# Flavour issues...



## mAlice (14/1/16)

Hi Ladies and Gents,

I treated myself to 2 new juices yesterday. I live in the Centurion area and decided to try out the Lung Brewery range, which I got from Sky Blue Vaping

I bought "reaper" and "marvin". Marvin is a nice fruity (slight tart finish, I love it!) vape that I can enjoy on occasion. Reaper on the other had has a sweet strawberry and peach blend. I bought it specifically for this reason.

BUT, I am having some issues with the flavour I get off Reaper. I am running a Subox Nano kit @ 44watts, on an OCC 0.5Ohm Kangertech coilhead. I have to say that i am a bit disappointing with the flavour intensity I get off of reaper vs marvin.

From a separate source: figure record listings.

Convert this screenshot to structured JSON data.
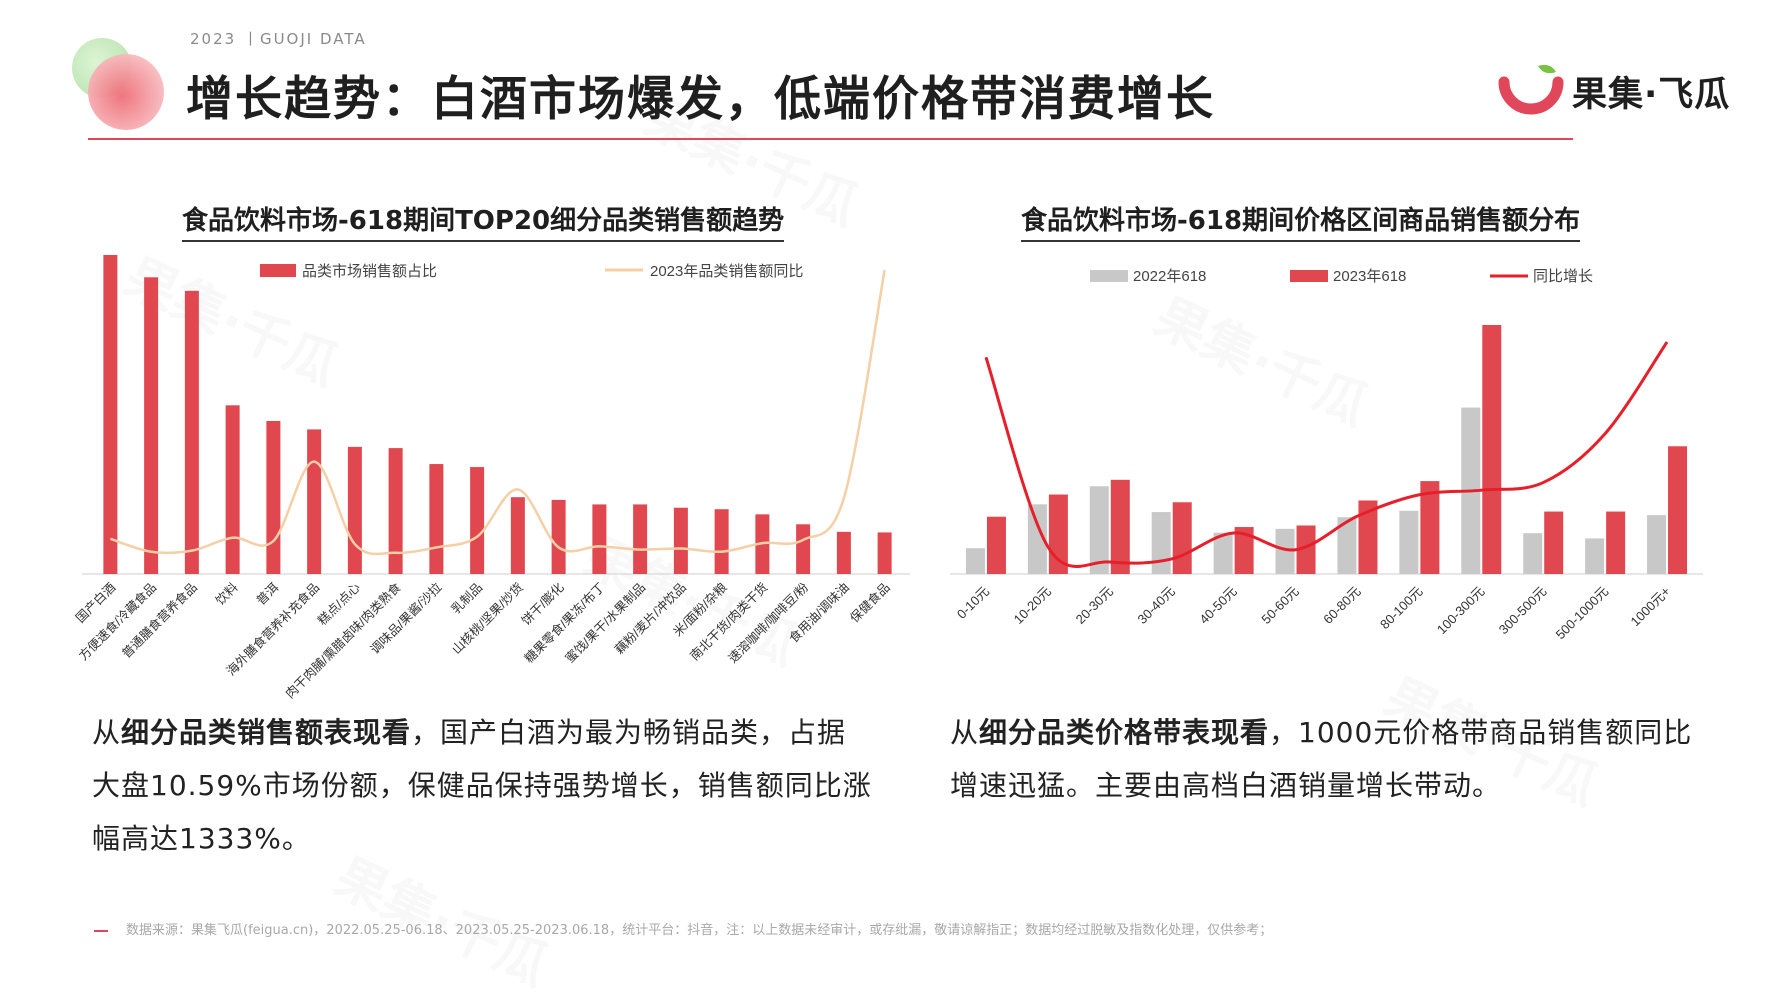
{
  "header": {
    "year_tag": "2023 丨GUOJI DATA",
    "title": "增长趋势：白酒市场爆发，低端价格带消费增长",
    "logo_text": "果集·飞瓜"
  },
  "watermark": "果集·千瓜",
  "colors": {
    "accent": "#e0475a",
    "bar_red": "#e0474f",
    "bar_gray": "#c8c8c8",
    "line_peach": "#f5cfa5",
    "line_red": "#e61f2b"
  },
  "chart_data": [
    {
      "type": "bar",
      "title": "食品饮料市场-618期间TOP20细分品类销售额趋势",
      "categories": [
        "国产白酒",
        "方便速食/冷藏食品",
        "普通膳食营养食品",
        "饮料",
        "普洱",
        "海外膳食营养补充食品",
        "糕点/点心",
        "肉干肉脯/熏腊卤味/肉类熟食",
        "调味品/果酱/沙拉",
        "乳制品",
        "山核桃/坚果/炒货",
        "饼干/膨化",
        "糖果零食/果冻/布丁",
        "蜜饯/果干/水果制品",
        "藕粉/麦片/冲饮品",
        "米/面粉/杂粮",
        "南北干货/肉类干货",
        "速溶咖啡/咖啡豆/粉",
        "食用油/调味油",
        "保健食品"
      ],
      "series": [
        {
          "name": "品类市场销售额占比",
          "values": [
            10.59,
            9.85,
            9.4,
            5.6,
            5.08,
            4.8,
            4.22,
            4.18,
            3.65,
            3.55,
            2.55,
            2.46,
            2.31,
            2.31,
            2.2,
            2.15,
            1.98,
            1.65,
            1.4,
            1.38
          ]
        },
        {
          "name": "2023年品类销售额同比",
          "values": [
            80,
            20,
            25,
            85,
            70,
            440,
            55,
            15,
            40,
            90,
            310,
            40,
            45,
            30,
            35,
            20,
            60,
            75,
            270,
            1333
          ]
        }
      ],
      "legend": "top",
      "grid": false
    },
    {
      "type": "bar",
      "title": "食品饮料市场-618期间价格区间商品销售额分布",
      "categories": [
        "0-10元",
        "10-20元",
        "20-30元",
        "30-40元",
        "40-50元",
        "50-60元",
        "60-80元",
        "80-100元",
        "100-300元",
        "300-500元",
        "500-1000元",
        "1000元+"
      ],
      "series": [
        {
          "name": "2022年618",
          "values": [
            1.0,
            2.7,
            3.4,
            2.4,
            1.6,
            1.75,
            2.2,
            2.45,
            6.45,
            1.58,
            1.38,
            2.28
          ]
        },
        {
          "name": "2023年618",
          "values": [
            2.22,
            3.08,
            3.65,
            2.78,
            1.82,
            1.88,
            2.85,
            3.6,
            9.65,
            2.42,
            2.42,
            4.95
          ]
        },
        {
          "name": "同比增长",
          "values": [
            130,
            6,
            -4,
            -2,
            15,
            4,
            26,
            40,
            43,
            48,
            80,
            140
          ]
        }
      ],
      "legend": "top",
      "grid": false
    }
  ],
  "para1": {
    "p1": "从",
    "b1": "细分品类销售额表现看",
    "p2": "，国产白酒为最为畅销品类，占据大盘10.59%市场份额，保健品保持强势增长，销售额同比涨幅高达1333%。"
  },
  "para2": {
    "p1": "从",
    "b1": "细分品类价格带表现看",
    "p2": "，1000元价格带商品销售额同比增速迅猛。主要由高档白酒销量增长带动。"
  },
  "footer": "数据来源：果集飞瓜(feigua.cn)，2022.05.25-06.18、2023.05.25-2023.06.18，统计平台：抖音，注：以上数据未经审计，或存纰漏，敬请谅解指正；数据均经过脱敏及指数化处理，仅供参考；"
}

So my question is, am I vaping at too high/low wattage for this type of juice. And has anyone else tried Reaper for The Lung Brewery range, any comments?


----------



## BumbleBee (15/1/16)

mAlice said:


> Hi Ladies and Gents,
> 
> I treated myself to 2 new juices yesterday. I live in the Centurion area and decided to try out the Lung Brewery range, which I got from Sky Blue Vaping
> 
> ...


Check out the review thread for these juices here:

http://www.ecigssa.co.za/the-lung-brewery-juice-reviews.t14045/


----------



## mAlice (15/1/16)

HI @BumbleBee 

Thanks, I hadn't noticed it before!

Admins can close the thread, I got my answers

Reactions: Like 1


----------